The entertainment cartels have wheeled out yet another spurious ‘report’ custom-designed to “prove” most universities are hot-beds of illegality and most students are criminal p2p file sharers bent on ruining the profitability of the hard-pressed music and movie industries, simultaneously causing extreme distress to industry workers and contracted artists.
Backed by the AAU (Association of American Universities), Organized Music’s RIAA (Recording Industry Association of America) and Hollywood’s MPAA (Motion Picture Association of America) regaled the US House Subcommittee on 21st Century Competitiveness with a corporate propaganda piece meant to encourage it to endorse further entirely self-serving entertainment cartel incursions into the US education system.
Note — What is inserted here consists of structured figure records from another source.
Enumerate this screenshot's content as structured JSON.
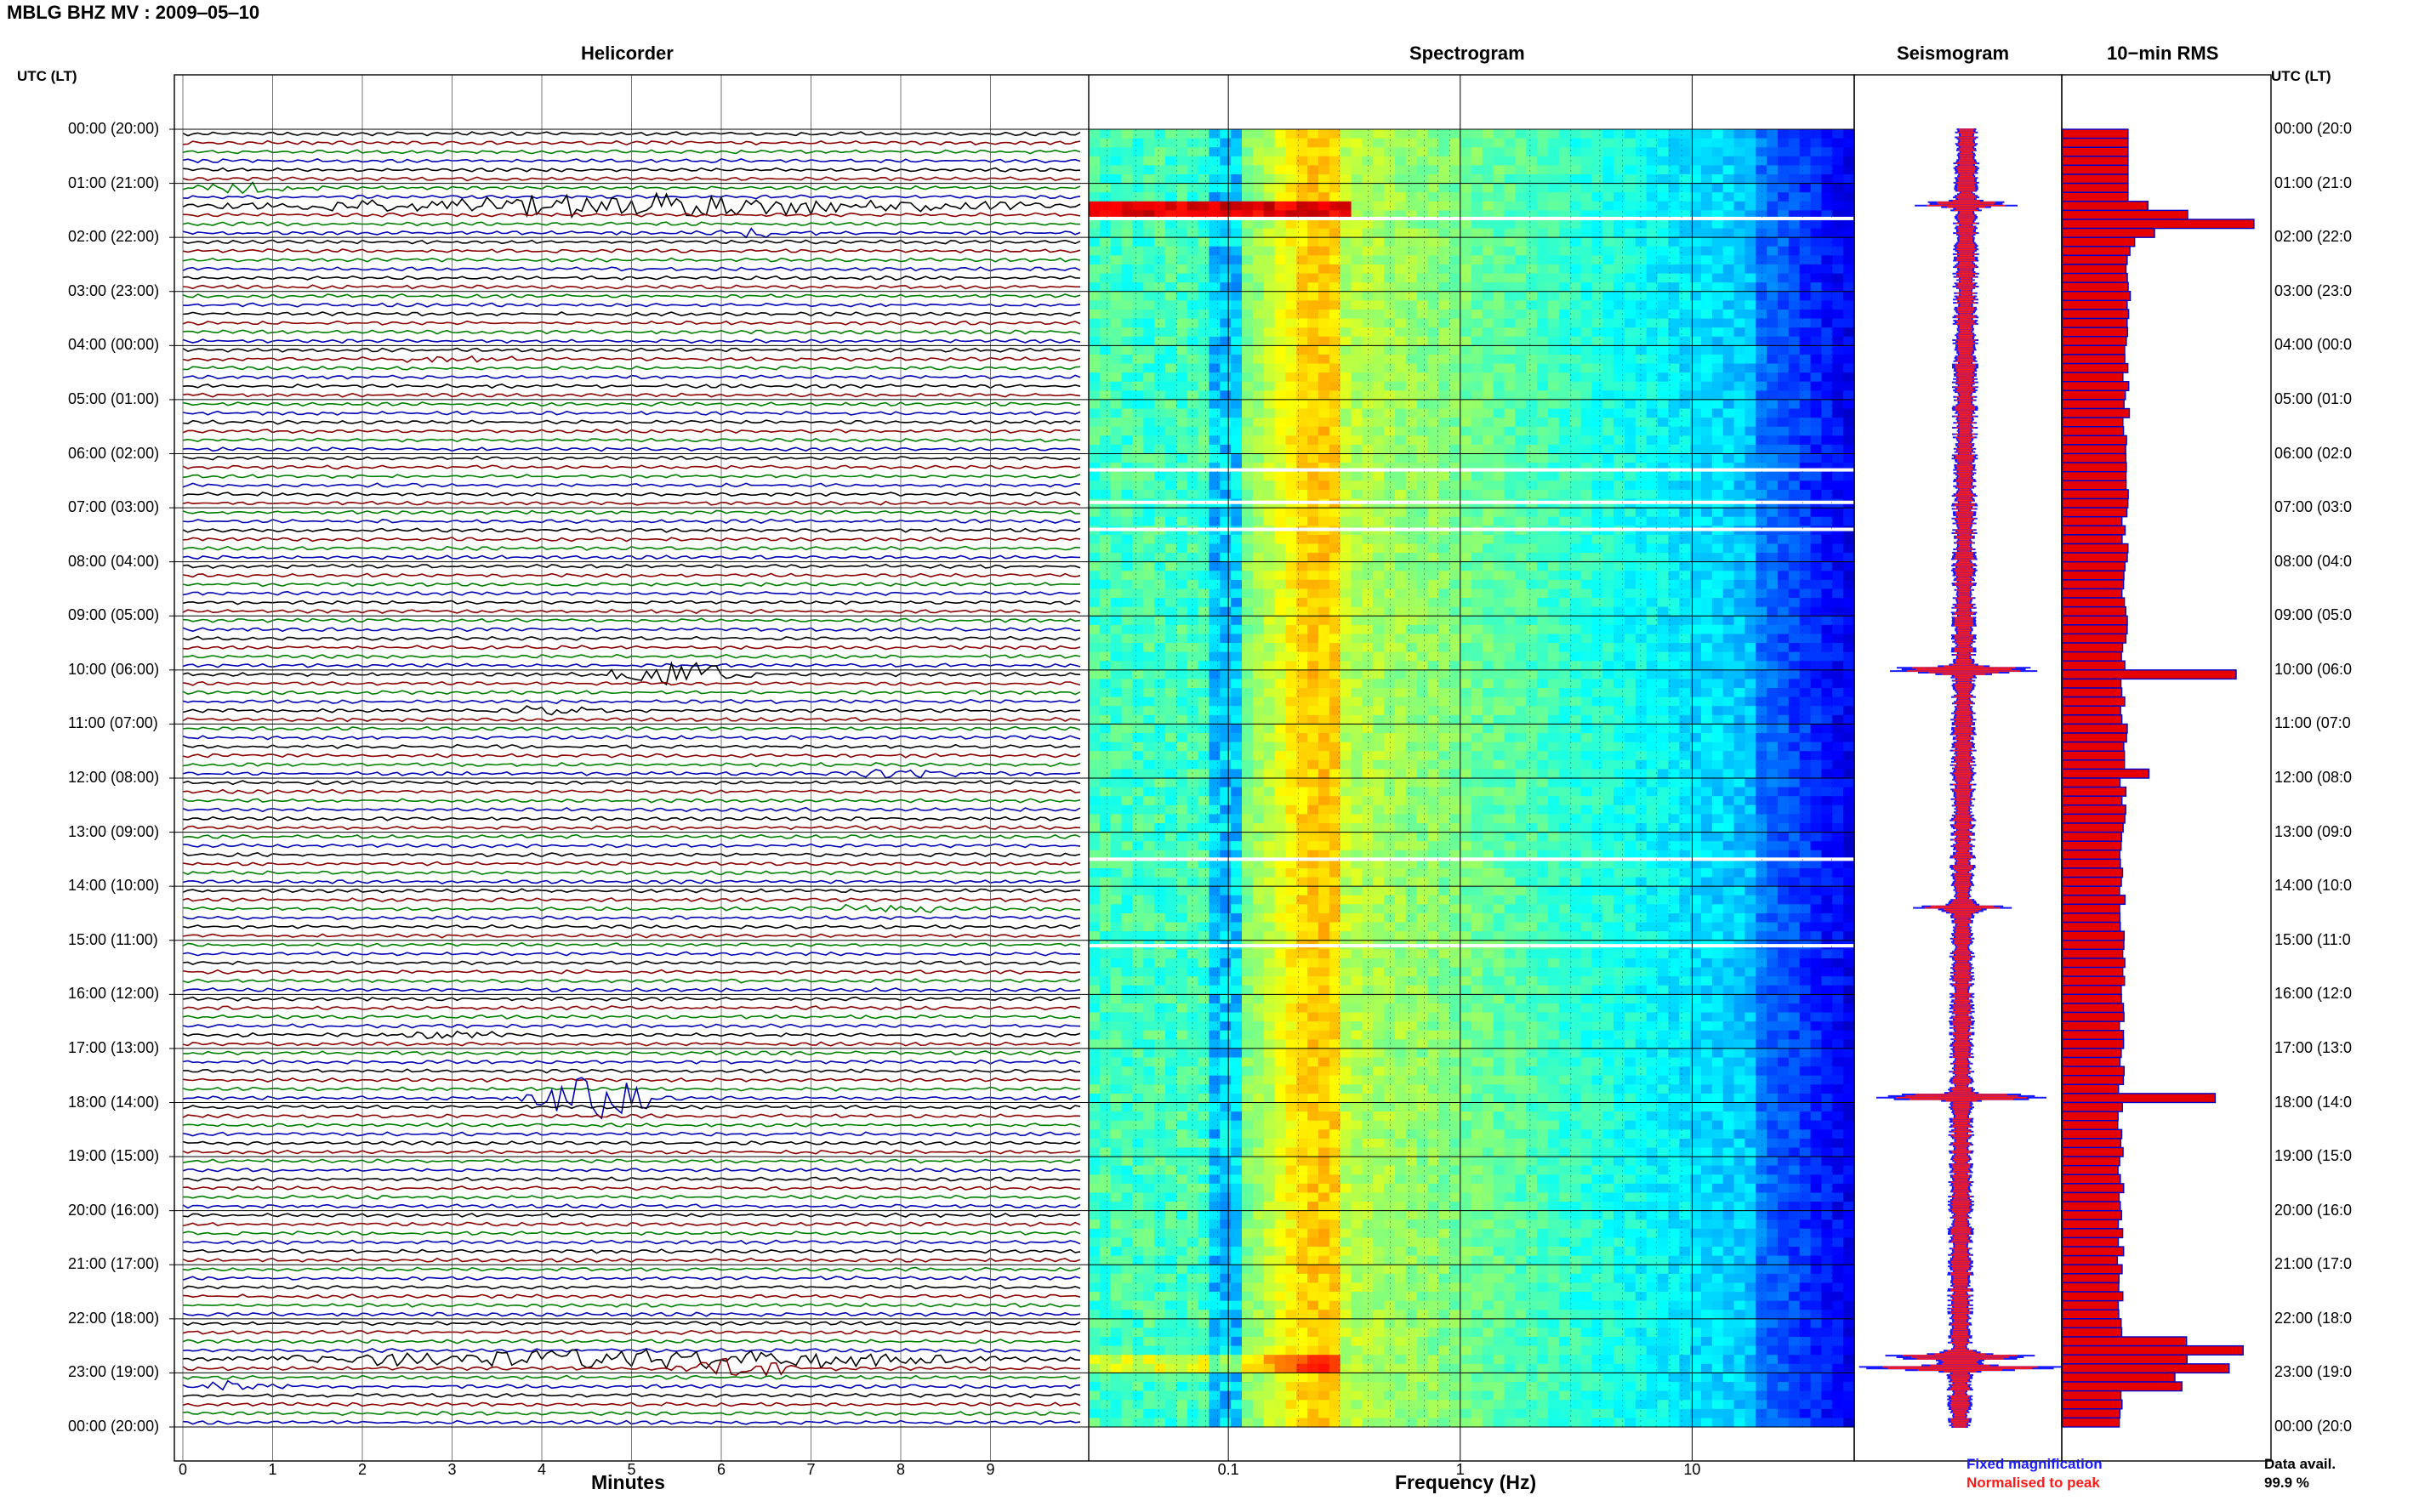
{
  "figure": {
    "station_title": "MBLG BHZ MV : 2009‒05‒10",
    "utc_label_left": "UTC (LT)",
    "utc_label_right": "UTC (LT)",
    "time_labels": [
      "00:00 (20:00)",
      "01:00 (21:00)",
      "02:00 (22:00)",
      "03:00 (23:00)",
      "04:00 (00:00)",
      "05:00 (01:00)",
      "06:00 (02:00)",
      "07:00 (03:00)",
      "08:00 (04:00)",
      "09:00 (05:00)",
      "10:00 (06:00)",
      "11:00 (07:00)",
      "12:00 (08:00)",
      "13:00 (09:00)",
      "14:00 (10:00)",
      "15:00 (11:00)",
      "16:00 (12:00)",
      "17:00 (13:00)",
      "18:00 (14:00)",
      "19:00 (15:00)",
      "20:00 (16:00)",
      "21:00 (17:00)",
      "22:00 (18:00)",
      "23:00 (19:00)",
      "00:00 (20:00)"
    ],
    "time_labels_right": [
      "00:00 (20:0",
      "01:00 (21:0",
      "02:00 (22:0",
      "03:00 (23:0",
      "04:00 (00:0",
      "05:00 (01:0",
      "06:00 (02:0",
      "07:00 (03:0",
      "08:00 (04:0",
      "09:00 (05:0",
      "10:00 (06:0",
      "11:00 (07:0",
      "12:00 (08:0",
      "13:00 (09:0",
      "14:00 (10:0",
      "15:00 (11:0",
      "16:00 (12:0",
      "17:00 (13:0",
      "18:00 (14:0",
      "19:00 (15:0",
      "20:00 (16:0",
      "21:00 (17:0",
      "22:00 (18:0",
      "23:00 (19:0",
      "00:00 (20:0"
    ],
    "legend": {
      "fixed": "Fixed magnification",
      "normalised": "Normalised to peak"
    },
    "data_avail_label": "Data avail.",
    "data_avail_value": "99.9 %",
    "colors": {
      "trace1": "#000000",
      "trace2": "#8b0000",
      "trace3": "#008000",
      "trace4": "#0000b4",
      "rms_fill": "#e60000",
      "rms_edge": "#0000c8"
    }
  },
  "chart_data": [
    {
      "type": "line",
      "title": "Helicorder",
      "xlabel": "Minutes",
      "ylabel": "",
      "xlim": [
        0,
        10
      ],
      "x_ticks": [
        "0",
        "1",
        "2",
        "3",
        "4",
        "5",
        "6",
        "7",
        "8",
        "9"
      ],
      "rows_per_hour": 6,
      "row_colors": [
        "trace1",
        "trace2",
        "trace3",
        "trace4"
      ],
      "events": [
        {
          "time_h": 1.0,
          "minute": 0.7,
          "amp": 6
        },
        {
          "time_h": 1.4,
          "minute": 5.0,
          "amp": 14,
          "broad": true
        },
        {
          "time_h": 1.8,
          "minute": 6.4,
          "amp": 5
        },
        {
          "time_h": 4.1,
          "minute": 3.0,
          "amp": 4
        },
        {
          "time_h": 10.0,
          "minute": 5.5,
          "amp": 18
        },
        {
          "time_h": 10.7,
          "minute": 4.0,
          "amp": 4
        },
        {
          "time_h": 11.8,
          "minute": 8.0,
          "amp": 6
        },
        {
          "time_h": 14.3,
          "minute": 7.9,
          "amp": 6
        },
        {
          "time_h": 16.7,
          "minute": 3.0,
          "amp": 4
        },
        {
          "time_h": 17.8,
          "minute": 4.6,
          "amp": 26
        },
        {
          "time_h": 22.6,
          "minute": 5.0,
          "amp": 12,
          "broad": true
        },
        {
          "time_h": 22.9,
          "minute": 6.2,
          "amp": 14
        },
        {
          "time_h": 23.2,
          "minute": 0.5,
          "amp": 6
        }
      ]
    },
    {
      "type": "heatmap",
      "title": "Spectrogram",
      "xlabel": "Frequency (Hz)",
      "ylabel": "",
      "x_scale": "log",
      "xlim": [
        0.025,
        50
      ],
      "x_ticks": [
        "0.1",
        "1",
        "10"
      ],
      "gaps_h": [
        1.65,
        6.3,
        6.9,
        7.4,
        13.5,
        15.1
      ],
      "colormap": "jet"
    },
    {
      "type": "line",
      "title": "Seismogram",
      "series": [
        {
          "name": "Fixed magnification",
          "color": "#1a1aff"
        },
        {
          "name": "Normalised to peak",
          "color": "#ff1a1a"
        }
      ],
      "spikes_h": [
        {
          "t": 1.4,
          "a": 0.5
        },
        {
          "t": 10.0,
          "a": 0.8
        },
        {
          "t": 14.4,
          "a": 0.35
        },
        {
          "t": 17.9,
          "a": 1.0
        },
        {
          "t": 22.7,
          "a": 0.9
        },
        {
          "t": 22.9,
          "a": 0.7
        }
      ]
    },
    {
      "type": "bar",
      "title": "10−min RMS",
      "orientation": "horizontal",
      "bins_per_hour": 6,
      "values_first_bins": [
        1.0,
        1.0,
        1.0,
        1.0,
        1.0,
        1.0,
        1.0,
        1.0,
        1.3,
        1.9,
        2.9,
        1.4,
        1.1
      ],
      "peaks": [
        {
          "t": 10.0,
          "v": 2.5
        },
        {
          "t": 17.9,
          "v": 2.2
        },
        {
          "t": 22.5,
          "v": 2.6
        },
        {
          "t": 22.8,
          "v": 2.4
        },
        {
          "t": 11.8,
          "v": 1.25
        }
      ],
      "baseline_start": 0.95,
      "baseline_end": 0.82
    }
  ]
}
Subcommittee chairman Ric Keller not only acted as a cartel demo clerk, he also asked leading questions and stressed how US taxpayers would help pay the Big Four record labels (only one of which, Warner Music, is actually American) and the Holywood movie studio cartel, which admittedly includes a higher proportion of US companies than Big Music, to continue their efforts to sue American students into becoming compliant consumers.
Or as InsideHigher Ed puts it, “Colleges have shown a wide-ranging level of interest and success in stopping illegal file sharing on their campuses, a panel of higher education experts and entertainment industry executives told a U.S. House of Representatives subcommittee on Tuesday.”